Sobre las novedades literarias diría que los temas son recurrentes y las estructuras se repiten casi hasta la saciedad. Pero también es cierto que se editan muchos libros cada año. En medio de ese entorno editorial tan saturado, encontramos el destello de algunos libros que sí lograrán superar la criba del tiempo, y que, aportando novedad, se apoyan también en la tradición literaria. Son muchos los autores que a lo largo de la historia de la literatura han poetizado el tedio de la existencia. Algunos de ellos, como Baudelaire, Valéry, Pessoa o Cernuda, forman parte de esa familia literaria que yo misma tomo como referencia a la hora de escribir.

Si las “cuatro direcciones sustentan un mismo vacío”, ¿Hacia dónde dejarse ir?

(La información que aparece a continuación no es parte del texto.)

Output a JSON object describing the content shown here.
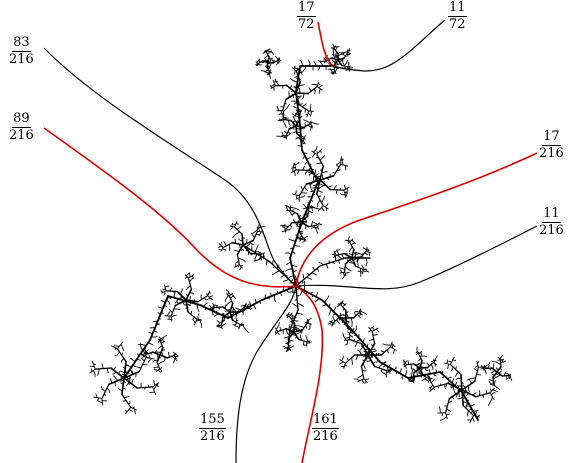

Si acaso hacia donde sopla el viento que nos mantendrá a flote un poco más de tiempo. Aunque considero que ningún viento es favorable para quien no sabe a dónde se dirige. Al menos eso sucede en el cuento “El hombre-cometa”, que es una metáfora de la quiebra de identidad del sujeto contemporáneo en el anonimato y el caos de las grandes urbes.

Búhos, lechuzas, palomas… el libro parece un Arca de Noé, pero hay una insistencia en el blanco de algunos animales, un elefante blanco y una loba blanca. ¿Por qué has decidido que sean tan importantes para la trama?

Surgieron de manera inconsciente durante el proceso de escritura. No son animales a los que rescatar, como en el Arca de Noé, sino más bien que nos rescatan. En el caso del elefante blanco –y, además, sin trompa- de “Desequilibrio exacto” refleja lo frágil, lo quebrado del mundo. La loba blanca de “La soledad más plena” vendría a ser metáfora del ímpetu que proporciona el deseo. 

Jugar ¿es lo único que puede vencer la pereza que provoca el mundo? 

En el relato “La inconsistencia de las cosas” al que aludes, lo único que rescata a su protagonista de un miedo paralizante a la nada disolvente -que para que pueda entrar en escena toma la forma de una niebla densa, cegadora-, es observar cómo una pareja juega, se divierte, totalmente ajena a esa amenaza. Quizá no sea la única manera, pero un modo de superar la inercia que asemeja un día a otro día, en la que nos sentimos poco más que simples engranajes de una maquinaria, sea desplegar el imaginario y dejarnos llevar por nuestros impulsos más lúdicos.